Мама, самый близкий мне человек. Я буду скучать по ней. Я буду горевать о тех днях, когда она была рядом. Я буду сожалеть о том, что редко приходил к ней в гости.

Диана Кискина как всегда красива. Черный платок ей к лицу. Она не плакала, но грусть читалась на лице. Я злился на нее из-за кражи моих денег, но скучал по ее жаркому телу.

Моя бывшая жена Оля стояла одна. Наша дочь Машенька, наверно, осталась дома со своим новым отцом. Так даже лучше.

Мой шестидесятилетний директор Борис Сосновский, дядя Дианы Кискиной, как всегда выдавливал из себя драматического актера. Посмотрите, мол, на меня: я грущу и грусть моя вселенского масштаба.

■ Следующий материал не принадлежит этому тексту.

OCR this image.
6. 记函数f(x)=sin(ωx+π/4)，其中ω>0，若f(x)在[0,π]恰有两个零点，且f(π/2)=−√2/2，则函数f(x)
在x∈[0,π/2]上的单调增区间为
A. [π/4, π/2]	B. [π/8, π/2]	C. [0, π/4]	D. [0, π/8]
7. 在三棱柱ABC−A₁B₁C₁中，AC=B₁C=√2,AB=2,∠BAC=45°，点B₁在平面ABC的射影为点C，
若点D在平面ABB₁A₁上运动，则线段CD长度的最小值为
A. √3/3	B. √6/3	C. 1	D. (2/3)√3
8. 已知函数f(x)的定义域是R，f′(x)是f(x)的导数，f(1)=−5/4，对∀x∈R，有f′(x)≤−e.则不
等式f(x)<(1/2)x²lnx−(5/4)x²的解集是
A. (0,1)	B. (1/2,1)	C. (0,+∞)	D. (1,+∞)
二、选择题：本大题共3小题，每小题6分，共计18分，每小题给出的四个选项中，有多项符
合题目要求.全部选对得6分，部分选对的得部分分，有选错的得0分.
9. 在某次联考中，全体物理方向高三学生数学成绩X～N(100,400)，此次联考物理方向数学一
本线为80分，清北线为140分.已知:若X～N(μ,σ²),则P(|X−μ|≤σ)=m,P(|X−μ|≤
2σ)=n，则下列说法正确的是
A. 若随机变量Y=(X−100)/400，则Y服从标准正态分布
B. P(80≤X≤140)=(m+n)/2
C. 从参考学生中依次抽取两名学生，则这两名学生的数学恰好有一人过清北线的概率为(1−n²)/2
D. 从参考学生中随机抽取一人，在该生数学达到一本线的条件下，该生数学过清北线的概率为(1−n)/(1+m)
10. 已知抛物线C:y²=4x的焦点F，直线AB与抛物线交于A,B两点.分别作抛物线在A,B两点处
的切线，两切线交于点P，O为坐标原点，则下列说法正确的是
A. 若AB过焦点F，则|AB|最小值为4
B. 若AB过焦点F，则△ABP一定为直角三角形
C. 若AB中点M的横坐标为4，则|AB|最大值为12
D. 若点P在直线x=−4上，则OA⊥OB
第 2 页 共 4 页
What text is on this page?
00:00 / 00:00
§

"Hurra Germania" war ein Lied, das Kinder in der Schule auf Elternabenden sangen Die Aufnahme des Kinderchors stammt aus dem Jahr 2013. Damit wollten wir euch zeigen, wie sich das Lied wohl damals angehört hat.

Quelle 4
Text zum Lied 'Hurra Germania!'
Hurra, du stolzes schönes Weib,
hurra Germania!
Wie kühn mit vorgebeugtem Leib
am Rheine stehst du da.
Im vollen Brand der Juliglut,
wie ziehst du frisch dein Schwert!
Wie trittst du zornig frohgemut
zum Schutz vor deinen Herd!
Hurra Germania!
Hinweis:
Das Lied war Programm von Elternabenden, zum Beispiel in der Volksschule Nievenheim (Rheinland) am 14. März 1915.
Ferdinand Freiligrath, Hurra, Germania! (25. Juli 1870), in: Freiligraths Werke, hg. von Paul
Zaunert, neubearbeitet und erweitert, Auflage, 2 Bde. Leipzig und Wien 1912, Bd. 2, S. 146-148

У моего лысеющего начальника была кличка — Скунс, из-за постоянного запаха пота, а его кабинет все называли Скунс-камерой.

Антон Жаров, мой приятель с работы, даже на похоронах умудрился вырядиться в один из своих броских сценических костюмов. На нем был черный блестящий пиджак с пайетками и черные брюки с еле заметной темной вышивкой. Пальто он снял и держал в руках. Меня всегда удивляли его продюсерская бизнес-жилка и отменный природный голос, который в свои сорок четыре года он не успел прокурить. Все это он совмещал в своих музыкальных проектах. Он собирал группу музыкантов — лабухов — из трех-четырех человек, сам отвечал за вокал, и придумывал название несуществующей ВИА из семидесятых-восьмидесятых. Делалось это из симбиоза названий в свое время «гремевших» групп. Например, «Веселые ребята» совмещались с «Поющими гитарами», и получались «Веселые гитары» и «Поющие ребята» — по закону не подкопаться, а на слух, для старшего поколения, что-то знакомое. Потом группа с улыбками до ушей фотографировалась для афиши, внизу которой огромными буквами печаталось: «В концерте прозвучат такие хиты как... «Синий иней», «На теплоходе музыка играет», «Ты мне не снишься», «Клен», «Медведица» и другие. После Антон Жаров договаривался с небольшими провинциальными домами культуры по всей стране и выезжал на два-три месяца на гастроли. Ну, а когда чес заканчивался, красил волосы, отращивал усы и бородку, нанимал других музыкантов, брал группе новое название и начинал все по-новому. К нам в ДК приезжали точно такие же группы. И люди покупали билеты, и всё всегда проходило гладко.

Снег перестал. Кладбище осветило солнце, даря свое декабрьское тепло продрогшим людям.

Мой дядя плакал искренне, я всегда любил его. Мне вспомнилась история, которая произошла лет двадцать назад на похоронах его матери — моей бабушки. Он тогда купил фотоаппарат «Полароид», ну, тот, который выдает моментальные снимки. Фотокарточки к нему шли с какой-то акцией. Можно было выиграть автомобиль, если на твоем снимке появится его картинка. И он выиграл. Мне интересно было посмотреть на лица работников пункта выдачи призов, когда мой дядя принес им снимок моей мертвой бабушки в гробу, поверх которой красовалась машина.